Customer relationships will be damaged
UK mobile network operators could jeopardise faith in their integrity if they co-operate with a Behavioural Insights Team previously accused of “grossly unethical tactics”, privacy campaigner Reclaim the Net has warned. The Insights Team specialises in harvesting personal data and using behavioural insights to “nudge” people as they make their individual choices. The UK government has previously used the Nudge Unit for alleged “grossly unethical tactics” when they wanted “to scare public into Covid compliance”, it is alleged. Their behaviour was so upsetting to the public that it provoked an official public inquiry. The Nudge Unit now has ambitions for a new campaign for carbon footprint management, using technology supplied by its partner Cogo, which will make intrusive interventions every time private citizens pay for something on their mobile phone.

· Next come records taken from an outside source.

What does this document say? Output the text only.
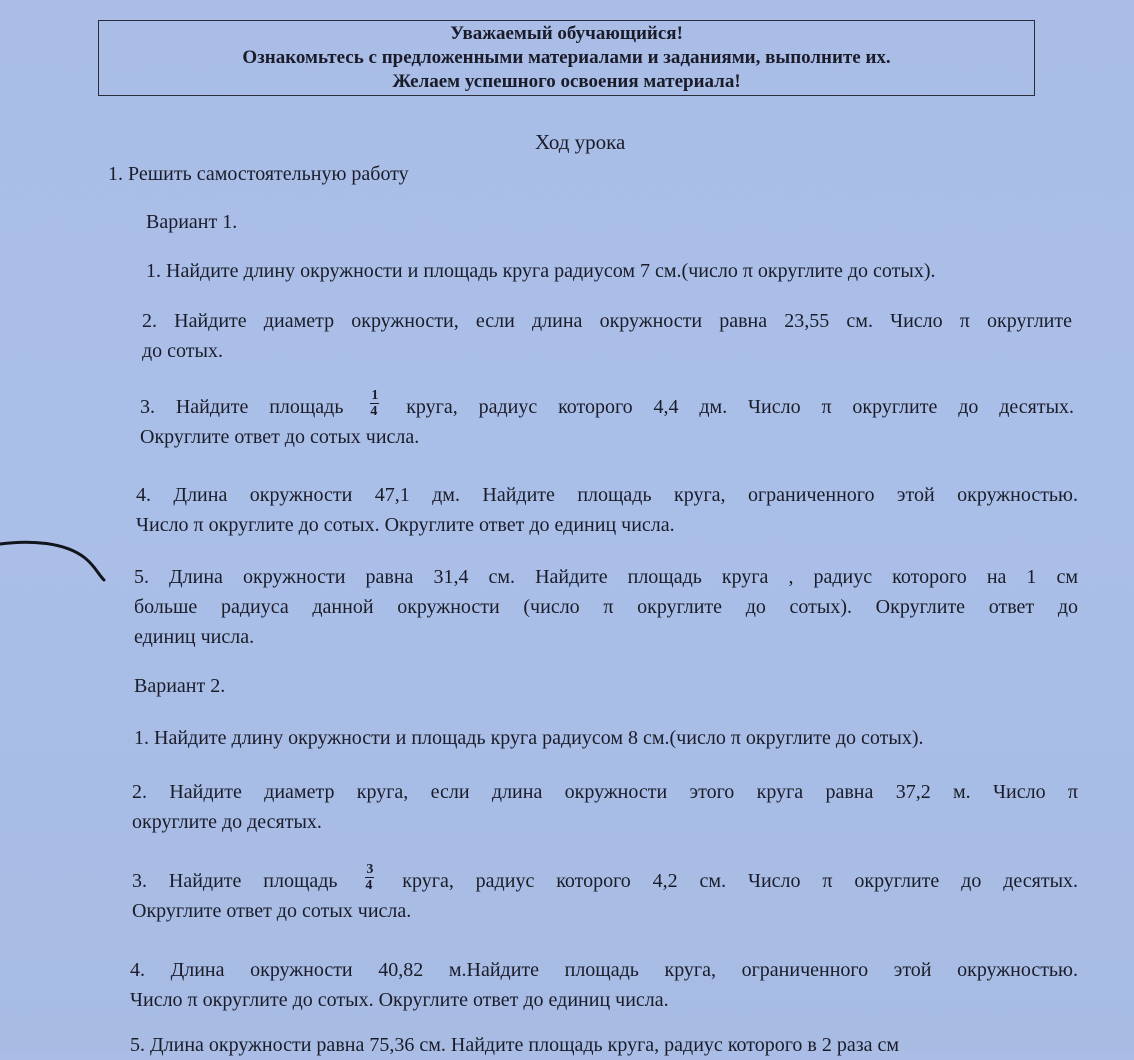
Уважаемый обучающийся!
Ознакомьтесь с предложенными материалами и заданиями, выполните их.
Желаем успешного освоения материала!
Ход урока
1. Решить самостоятельную работу
Вариант 1.
1. Найдите длину окружности и площадь круга радиусом 7 см.(число π округлите до сотых).
2. Найдите диаметр окружности, если длина окружности равна 23,55 см. Число π округлите
до сотых.
3. Найдите площадь $\frac{1}{4}$ круга, радиус которого 4,4 дм. Число π округлите до десятых.
Округлите ответ до сотых числа.
4. Длина окружности 47,1 дм. Найдите площадь круга, ограниченного этой окружностью.
Число π округлите до сотых. Округлите ответ до единиц числа.
5. Длина окружности равна 31,4 см. Найдите площадь круга , радиус которого на 1 см
больше радиуса данной окружности (число π округлите до сотых). Округлите ответ до
единиц числа.
Вариант 2.
1. Найдите длину окружности и площадь круга радиусом 8 см.(число π округлите до сотых).
2. Найдите диаметр круга, если длина окружности этого круга равна 37,2 м. Число π
округлите до десятых.
3. Найдите площадь $\frac{3}{4}$ круга, радиус которого 4,2 см. Число π округлите до десятых.
Округлите ответ до сотых числа.
4. Длина окружности 40,82 м.Найдите площадь круга, ограниченного этой окружностью.
Число π округлите до сотых. Округлите ответ до единиц числа.
5. Длина окружности равна 75,36 см. Найдите площадь круга, радиус которого в 2 раза см
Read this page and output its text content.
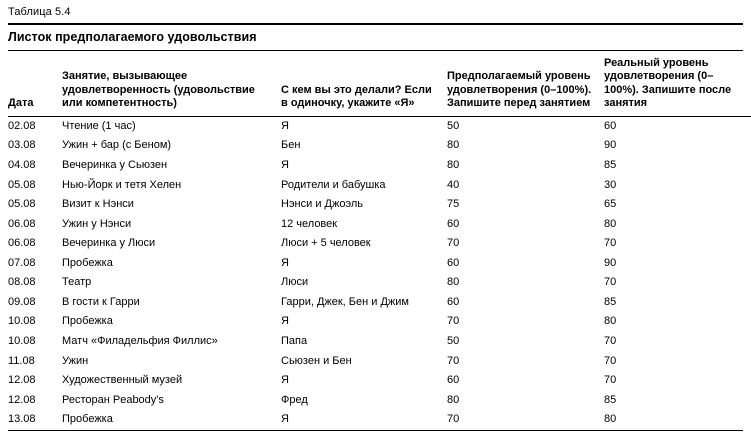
Таблица 5.4
Листок предполагаемого удовольствия
Дата	Занятие, вызывающее удовлетворенность (удовольствие или компетентность)	С кем вы это делали? Если в одиночку, укажите «Я»	Предполагаемый уровень удовлетворения (0–100%). Запишите перед занятием	Реальный уровень удовлетворения (0–100%). Запишите после занятия
02.08	Чтение (1 час)	Я	50	60
03.08	Ужин + бар (с Беном)	Бен	80	90
04.08	Вечеринка у Сьюзен	Я	80	85
05.08	Нью-Йорк и тетя Хелен	Родители и бабушка	40	30
05.08	Визит к Нэнси	Нэнси и Джоэль	75	65
06.08	Ужин у Нэнси	12 человек	60	80
06.08	Вечеринка у Люси	Люси + 5 человек	70	70
07.08	Пробежка	Я	60	90
08.08	Театр	Люси	80	70
09.08	В гости к Гарри	Гарри, Джек, Бен и Джим	60	85
10.08	Пробежка	Я	70	80
10.08	Матч «Филадельфия Филлис»	Папа	50	70
11.08	Ужин	Сьюзен и Бен	70	70
12.08	Художественный музей	Я	60	70
12.08	Ресторан Peabody's	Фред	80	85
13.08	Пробежка	Я	70	80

Even the proponents of this scheme admit this might not be popular with the public, according to their own research. However, it would be telcos who suffer the backlash as trust in top brands could be eroded. Meanwhile the pact has recommended to government that the participants in mobile commerce, banks and MNOs, use their “wealth of data” to give “carbon feedback” on mobile phone transactions. A Nudge Unit blog said it is working with Cogo, which issues automated carbon impact lectures to users of mobile banking applications. The idea that civilians should take morality lessons from the British banking industry may upset people, according to the research.

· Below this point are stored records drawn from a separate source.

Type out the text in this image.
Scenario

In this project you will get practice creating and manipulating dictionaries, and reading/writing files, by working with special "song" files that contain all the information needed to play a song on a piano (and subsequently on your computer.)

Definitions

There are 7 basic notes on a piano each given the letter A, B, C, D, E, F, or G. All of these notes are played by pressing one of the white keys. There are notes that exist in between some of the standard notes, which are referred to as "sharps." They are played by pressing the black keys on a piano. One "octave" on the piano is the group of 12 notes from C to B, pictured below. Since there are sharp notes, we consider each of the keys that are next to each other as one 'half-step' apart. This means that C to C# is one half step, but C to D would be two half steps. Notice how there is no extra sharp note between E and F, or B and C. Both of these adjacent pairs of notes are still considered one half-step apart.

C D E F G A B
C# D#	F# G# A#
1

The sustainable behaviours lab is part of a trend, according to privacy activist Reclaim the Net, to introduce Chinese-state style social credit systems. Cogo already has partnerships with several banks, including the UK’s NatWest bank, which uses Cogo’s services to provide an instant and highly personal carbon footprint tracker in its mobile app. Cogo’s carbon footprint tracker displays carbon footprint saving advice and recommendation messages next to transactions. The messages berate users for making a car journey, “you could save up to 138kg on public transport”, and their restaurant choices: “you could save 7kg of carbon by changing your diet.”
These will not be popular. Even after commissioning their own survey, The Nudge Unit and Cogo still found 40% of their selection of 2,007 UK mobile banking users refusing to say they supported the idea of a bank providing advice or support about reducing their environmental impact. The most common reasons users had for opposing their bank pushing these messages were that “it’s not the banks’ responsibility” and “data privacy concerns.” Regardless, The Nudge Unit and Cogo are still urging banks to “seize this opportunity” by “introducing carbon feedback.” Specifically, The Nudge Unit and Cogo are recommending that banks “nudge customers to take the sustainable actions that people are most willing to take” by focusing on behaviours related to energy, green finance, and electric vehicles and using reward programmes and incentives to encourage sustainable behaviours.

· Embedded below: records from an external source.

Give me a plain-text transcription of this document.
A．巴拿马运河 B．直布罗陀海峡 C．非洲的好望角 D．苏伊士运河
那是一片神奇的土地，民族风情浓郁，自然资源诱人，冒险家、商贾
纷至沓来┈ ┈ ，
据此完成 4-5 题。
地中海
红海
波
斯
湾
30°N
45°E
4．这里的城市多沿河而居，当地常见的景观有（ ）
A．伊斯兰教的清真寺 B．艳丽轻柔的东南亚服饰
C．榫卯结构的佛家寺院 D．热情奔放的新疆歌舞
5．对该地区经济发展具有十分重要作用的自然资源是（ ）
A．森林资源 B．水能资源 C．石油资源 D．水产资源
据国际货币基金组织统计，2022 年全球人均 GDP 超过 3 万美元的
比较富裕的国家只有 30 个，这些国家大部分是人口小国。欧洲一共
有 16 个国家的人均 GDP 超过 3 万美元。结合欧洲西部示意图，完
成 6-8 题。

The Nudge Unit is now a private company, but it was created by the UK government in 2010 and owned by the government for several years. In 2014, it was spun off into a separate company reported The Independent but the UK government still maintained a one-third stake until December 2021, said the FT. The Nudge Unit’s work became widely publicised when it advised the UK government during the Covid-19 pandemic. Earlier this year, a group of 40 psychologists blamed The Nudge Unit for the UK government’s use of “grossly unethical tactics to scare public into Covid compliance”, accordion to The Daily Telegraph. This criticism prompted an investigation into the government’s use of scare tactics.